3. En tout état de cause :

-DEBOUTER la société LES PRESSINGS REUNIS de l'ensemble de ses demandes, fins et conclusions plus amples et contraires aux présentes;

-CONDAMNER la société LES PRESSINGS REUNIS au paiement d'une somme de 10.000 € en application de l'article 700 du CPC🏛, ainsi qu'aux entiers dépens qui pourront être recouvrés par Me BELLICHACH, conformément à l'article 699 du code de procédure civile🏛.


Aux termes de ses dernières conclusions d'intimée signifiées par RPVA le 20 avril 2022, la société MY MONEY BANK, en qualité de contrôleur aux opérations de redressement judiciaire de la société 5ASEC RIF, demande à la Cour de :


ORDONNER la mise hors de cause de MY MONEY BANK ;

En conse'quence,

DEBOUTER la société LES PRESSINGS REUNIS de toute demande ou prétention formulée à' l'encontre de MY MONEY BANK ;

Et, en tout e'tat de cause,

CONDAMNER la société LES PRESSINGS REUNIS ou toute partie succombante à payer à MY MONEY BANK la somme de 4.000 € au titre de l'article 700 du code de procédure civile🏛;

CONDAMNER la socie'te' LES PRESSINGS REUNIS ou toute partie succombante aux de'pens de l'instance dont distraction pour ceux la concernant au profit de la AARPI TOSCA AVOCATS dans les conditions de l'article 699 du code de proce'dure civile.


La société CEETRUS France et la société KLEPIERRE, contrôleurs, n'ont pas constitué avocat malgré la signification de la déclaration à la société CEETRUS par acte d'huissier du 11.10.2021, et à la société KLEPIERRE par acte d'huissier du 11.10.2021.



MOTIFS DE LA DECISION


Sur la résiliation du bail


Par jugement du 23 juin 2021, le Tribunal de commerce de PARIS a décidé de débouter la société LES PRESSINGS REUNIS de sa demande de constatation de la résiliation de plein droit du bail et en cela a confirmé l'ordonnance rendue par le juge commissaire.


La société LES PRESSINGS REUNIS rappelle le 2° de l'article L622-14 du Code de commerce🏛 et expose que la société 5ASEC RIF n'a pas procédé au règlement à échéance de différentes sommes exigibles en exécution de la convention locative bénéficiant d'un privilège de paiement, et ce, avant l'expiration du délai légal de trois mois suivant la date du jugement d'ouverture puisque le règlement de 40 272,28 € effectué le 9 septembre 2020 correspond au règlement des loyers dus pour la période du 28 avril au 30 septembre 2020 et est donc intervenu hors délai.

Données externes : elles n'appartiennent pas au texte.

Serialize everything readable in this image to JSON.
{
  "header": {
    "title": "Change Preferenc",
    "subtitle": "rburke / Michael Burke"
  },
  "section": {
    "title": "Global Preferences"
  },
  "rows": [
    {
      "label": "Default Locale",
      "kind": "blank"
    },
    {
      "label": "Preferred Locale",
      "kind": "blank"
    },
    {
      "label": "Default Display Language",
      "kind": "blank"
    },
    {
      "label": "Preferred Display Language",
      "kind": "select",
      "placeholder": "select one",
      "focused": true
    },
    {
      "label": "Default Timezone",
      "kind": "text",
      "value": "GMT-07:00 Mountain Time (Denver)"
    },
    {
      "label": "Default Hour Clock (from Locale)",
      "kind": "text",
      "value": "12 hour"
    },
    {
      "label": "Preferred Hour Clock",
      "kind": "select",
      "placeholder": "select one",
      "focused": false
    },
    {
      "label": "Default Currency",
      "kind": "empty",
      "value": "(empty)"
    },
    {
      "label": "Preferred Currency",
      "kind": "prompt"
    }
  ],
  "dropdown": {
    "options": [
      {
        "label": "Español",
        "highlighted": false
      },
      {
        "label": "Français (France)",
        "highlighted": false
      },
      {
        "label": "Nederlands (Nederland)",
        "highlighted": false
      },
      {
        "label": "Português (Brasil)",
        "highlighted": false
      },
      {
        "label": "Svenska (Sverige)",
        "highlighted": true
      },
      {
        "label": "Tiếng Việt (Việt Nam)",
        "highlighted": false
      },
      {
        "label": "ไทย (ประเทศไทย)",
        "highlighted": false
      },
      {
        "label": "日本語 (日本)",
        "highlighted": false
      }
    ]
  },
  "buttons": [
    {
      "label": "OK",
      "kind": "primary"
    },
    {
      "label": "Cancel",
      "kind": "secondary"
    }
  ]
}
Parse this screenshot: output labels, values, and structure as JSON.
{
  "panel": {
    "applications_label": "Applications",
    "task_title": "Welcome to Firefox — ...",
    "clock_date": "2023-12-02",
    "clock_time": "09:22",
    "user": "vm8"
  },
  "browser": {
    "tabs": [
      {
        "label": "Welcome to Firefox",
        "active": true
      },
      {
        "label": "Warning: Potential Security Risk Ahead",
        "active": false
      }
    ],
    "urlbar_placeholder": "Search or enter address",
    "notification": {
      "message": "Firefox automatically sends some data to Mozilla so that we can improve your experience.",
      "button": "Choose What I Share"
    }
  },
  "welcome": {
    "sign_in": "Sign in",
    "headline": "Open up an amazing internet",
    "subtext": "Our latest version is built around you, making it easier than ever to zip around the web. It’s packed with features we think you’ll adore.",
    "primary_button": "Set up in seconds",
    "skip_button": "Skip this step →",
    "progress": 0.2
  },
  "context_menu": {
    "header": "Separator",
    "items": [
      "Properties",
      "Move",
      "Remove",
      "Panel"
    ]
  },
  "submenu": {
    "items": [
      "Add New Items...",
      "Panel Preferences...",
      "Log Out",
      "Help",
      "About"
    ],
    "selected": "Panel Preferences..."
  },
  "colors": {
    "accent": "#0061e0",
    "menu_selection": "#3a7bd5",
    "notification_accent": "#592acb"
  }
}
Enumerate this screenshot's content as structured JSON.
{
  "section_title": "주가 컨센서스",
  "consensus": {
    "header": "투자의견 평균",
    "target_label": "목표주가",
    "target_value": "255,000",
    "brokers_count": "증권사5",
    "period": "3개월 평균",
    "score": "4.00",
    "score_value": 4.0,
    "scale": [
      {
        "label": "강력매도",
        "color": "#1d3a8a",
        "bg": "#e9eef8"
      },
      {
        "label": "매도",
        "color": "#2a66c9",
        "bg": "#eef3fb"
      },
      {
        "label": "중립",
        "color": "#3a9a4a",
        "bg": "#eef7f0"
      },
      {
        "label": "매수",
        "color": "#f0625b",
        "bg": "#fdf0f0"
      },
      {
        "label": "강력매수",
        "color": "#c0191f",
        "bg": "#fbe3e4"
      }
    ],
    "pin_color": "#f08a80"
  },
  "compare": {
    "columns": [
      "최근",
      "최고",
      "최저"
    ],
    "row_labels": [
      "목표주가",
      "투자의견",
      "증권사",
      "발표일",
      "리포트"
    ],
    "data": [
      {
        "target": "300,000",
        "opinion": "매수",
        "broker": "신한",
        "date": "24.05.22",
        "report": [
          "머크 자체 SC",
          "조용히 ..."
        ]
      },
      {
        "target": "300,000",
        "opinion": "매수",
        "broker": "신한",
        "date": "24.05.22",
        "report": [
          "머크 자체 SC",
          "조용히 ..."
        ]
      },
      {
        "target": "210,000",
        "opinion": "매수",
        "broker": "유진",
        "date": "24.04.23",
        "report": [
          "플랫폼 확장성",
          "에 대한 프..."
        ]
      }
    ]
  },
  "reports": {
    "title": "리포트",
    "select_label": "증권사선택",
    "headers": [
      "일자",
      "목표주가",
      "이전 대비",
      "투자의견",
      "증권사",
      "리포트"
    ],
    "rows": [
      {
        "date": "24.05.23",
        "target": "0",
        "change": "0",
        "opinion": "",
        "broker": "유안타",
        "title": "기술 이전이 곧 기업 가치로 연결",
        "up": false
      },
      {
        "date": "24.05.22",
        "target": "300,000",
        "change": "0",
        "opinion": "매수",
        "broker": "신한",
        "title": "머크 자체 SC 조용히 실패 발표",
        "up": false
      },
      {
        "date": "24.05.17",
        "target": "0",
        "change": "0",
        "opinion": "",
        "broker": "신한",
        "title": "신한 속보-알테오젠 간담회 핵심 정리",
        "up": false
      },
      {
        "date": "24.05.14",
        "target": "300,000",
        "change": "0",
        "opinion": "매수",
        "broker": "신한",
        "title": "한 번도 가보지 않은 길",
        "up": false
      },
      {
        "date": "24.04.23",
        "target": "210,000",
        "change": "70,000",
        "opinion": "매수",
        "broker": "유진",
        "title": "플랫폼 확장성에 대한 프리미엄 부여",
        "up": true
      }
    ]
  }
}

Elle soutient que la locataire ajoute une condition à l'article L 622-14 en soutenant qu'une requête afin de faire constater la résiliation de plein droit d'un bail d'immeuble ne serait pas recevable si les créances postérieurs ont été soldées avant son dépôt, peu important que ce règlement soit intervenu postérieurement au délai légal de trois mois visé dans l'article.

Elle précise qu'il est totalement faux de soutenir que le règlement des créances postérieures est intervenu le 9 septembre 2020 puisque l'effet extinctif d'un paiement n'intervient pour le débiteur d'une somme d'argent que lors de l'inscription au crédit du compte du créancier du paiement réalisé et qu'en l'espèce les fonds ont été reçus le 10.09.2020 et elle n'en avait donc pas connaissance lorsqu'elle a déposé la requête.

Elle soutient ainsi qu'elle est parfaitement fondée à demander au juge-commissaire de constater la résiliation de plein droit du bail consenti à la société 5ASEC RIF à compter du 28 juillet 2020, terme du délai de trois mois à compter du jugement d'ouverture, faute de paiement avant cette date des loyers échus postérieurement au jugement d'ouverture.


Elle expose en second lieu que le tribunal de commerce de PARIS a commis un excès de pouvoir en statuant ultra petita en excédant les prétentions des parties en se fondant sur l'article 4 de l'ordonnance n°2020-316 du 25 mars 2020🏛, faisant valoir que ce nouveau moyen a été soulevé par le mandataire judiciaire en pleine audience ce qui n'a pas permis de respecter le principe du contradictoire, et alors que la société 5ASEC RIF ne s'est jamais prévalue de ce prétendu bénéfice de protection issu de cet article.

Elle expose que le Tribunal de commerce a commis une violation de la loi en ayant fait une fausse application (ou fausse interprétation) des dispositions de l'article 4 de l'ordonnance n°2020-316 du 25 mars 2020🏛, article qui vise l'hypothèse d'une demande de résiliation du bail fondée sur la mise en jeu d'une clause résolutoire alors qu'elle fait valoir qu'elle a fait sa demande de constatation de résiliation de plein droit du bail sur les dispositions spécifiques des articles L622-14 2° et R622-13 du Code de commerce🏛.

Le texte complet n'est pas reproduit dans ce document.